0	2	31	6	2	Right	Male	Hazel	Undeclared	36.60024;-121.89468
1	3	18	5	11	Right	Male	Hazel	Health and Wellness	36.02411;-78.4774
2	4	18	5	8	Right	NaN	Hazel	economics	35.7721;-78.63861

The (abbreviated) categorical variables are handedness, gender, eyecolor, and major.

Bad Pie¶

You might recall that I don't really care for pie charts. It's hard to tell for sure what's larger between green and hazel here. Nonetheless, it's worth understanding how to read them so we might see them in homework.

Good pie¶

One situation when a pie chart is a reasonable idea is when you're comparing two values for one categorical variable:

A reasonable pie chart with actual pie

Gender¶

Thus, I suppose that gender might be one example where a pie chart might make sense.

Good power bar¶

Bar plots make it much easier to distiguish relative sizes. We can see much easier that the green class is larger than the hazel. We can also indicate absolute quantities with a single axis.

Proportions¶

Recall that the mean is the fundamental measure of location for numerical data. The corresponding notion for categorical data is the proportion.

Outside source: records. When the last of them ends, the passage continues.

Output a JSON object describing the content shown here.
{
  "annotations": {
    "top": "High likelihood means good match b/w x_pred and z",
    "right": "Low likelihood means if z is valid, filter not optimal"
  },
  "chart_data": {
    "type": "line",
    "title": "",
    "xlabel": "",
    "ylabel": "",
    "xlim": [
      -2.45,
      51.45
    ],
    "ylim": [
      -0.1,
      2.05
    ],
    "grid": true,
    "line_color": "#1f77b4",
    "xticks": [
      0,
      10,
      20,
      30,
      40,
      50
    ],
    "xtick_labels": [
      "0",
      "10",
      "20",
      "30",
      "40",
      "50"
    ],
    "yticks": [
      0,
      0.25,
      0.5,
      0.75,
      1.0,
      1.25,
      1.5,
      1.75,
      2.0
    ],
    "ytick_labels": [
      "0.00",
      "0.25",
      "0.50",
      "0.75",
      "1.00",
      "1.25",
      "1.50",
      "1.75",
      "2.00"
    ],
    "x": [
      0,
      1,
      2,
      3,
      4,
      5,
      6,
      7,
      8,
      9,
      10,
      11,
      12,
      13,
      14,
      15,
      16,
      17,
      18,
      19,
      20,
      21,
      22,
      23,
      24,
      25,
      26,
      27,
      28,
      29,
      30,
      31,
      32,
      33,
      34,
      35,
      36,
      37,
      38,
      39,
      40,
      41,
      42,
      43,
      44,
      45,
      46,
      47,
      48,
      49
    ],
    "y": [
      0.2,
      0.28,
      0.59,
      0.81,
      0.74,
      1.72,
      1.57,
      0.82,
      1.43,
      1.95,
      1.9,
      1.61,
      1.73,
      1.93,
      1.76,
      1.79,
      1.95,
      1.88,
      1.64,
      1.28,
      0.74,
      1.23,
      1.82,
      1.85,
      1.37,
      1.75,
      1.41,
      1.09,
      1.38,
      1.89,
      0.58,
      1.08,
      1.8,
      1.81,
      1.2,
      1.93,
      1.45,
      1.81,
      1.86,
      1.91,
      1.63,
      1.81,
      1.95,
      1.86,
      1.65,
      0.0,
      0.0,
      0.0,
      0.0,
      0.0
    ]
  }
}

The proportion is simply the ratio of the occurrence of some value of a categorical variable to the total number of occurrences.

For example, we have 39 folks in the class who completed our survey, 6 of whom have green eyes. The proportion of green eyed folks is, thus, $$\frac{6}{39} \approx 0.1538$$ or a little over $15\%$.

Tables¶

Of course, a bar chart could be displayed as a simple table.

	Choose your eye color
Brown	18
Blue	9
Green	6
Hazel	5
Other	1

Contingency tables¶

We can display two categorical variables in a so-called contingency table:

What is your gender (optional):	Female	Male
Choose your eye color
Blue	3	6
Brown	6	12
Green	3	3
Hazel	1	3

Side by side and stacked bar charts¶

Bar charts can be used to compare two categorical variables by stacking bars or displaying them side by side.

Mosaic plots¶

Another graphical tool to compare two categorical variables is a mosaic plot.

Normalized contingency tables¶

The relationship between a mosaic plot and a contingency table is, perhaps, more clear when the entries in the table are normalized to indicate proportions.

What is your gender (optional):	Female	Male	All
Choose your eye color
Blue	0.081081	0.162162	0.243243
Brown	0.162162	0.324324	0.486486
Green	0.081081	0.081081	0.162162
Hazel	0.027027	0.081081	0.108108
All	0.351351	0.648649	1.000000

More data (with code)¶

As with numerical data, we are interested in being able to manipulate large sets of categorical on the computer. So, let's take another look at our CDC data and explore how to do three simple things with it:

Generate a table
Compute a proportion
Make a bar plot

The CDC data¶

Just in case you've forgotten, here's how to grab the CDC data:

import pandas as pd
df = pd.read_csv('https://www.marksmath.org/data/cdc.csv')
df.head()

	genhlth	exerany	hlthplan	smoke100	height	weight	wtdesire	age	gender
0	good	0	1	0	70	175	175	77	m
1	good	0	1	1	64	125	115	33	f
2	good	1	1	1	60	105	105	49	f
3	good	1	1	0	66	132	124	42	f
4	very good	0	1	0	61	150	130	55	f

A table¶

We can generate a table for the genhlth variable using the value_counts method of the data frame:

value_counts = df['genhlth'].value_counts()
value_counts

very good    6972
good         5675
excellent    4657
fair         2019
poor          677
Name: genhlth, dtype: int64

If you want a groovier looking version in the notebook, try value_counts.to_frame().
If you want markdown to copy and paste into the forum, try value_counts.to_markdown().

A proportion¶

Once we have a table, it's a simple matter to compute a proportion. For example, the proportion of folks who are in excellent health is $4657/20000 \approx 23.3\%$.

Sometimes we might want to automate this type of computation by doing something like so:

value_counts['excellent']/len(df)

0.23285

A bar plot¶

Again, once we have the value_count, we can pass use its plot.bar method:

value_counts.plot.bar(figsize=(12,7), rot = 0);

An assignment¶

Note that there is a forum assignment that asks you to create a bar plot and compute a proportion for your randomly generated data.

You should be able emulate the code in this presentation using Colab. Just be sure that you're logged into your UNCA email acount in your web browser before following the link.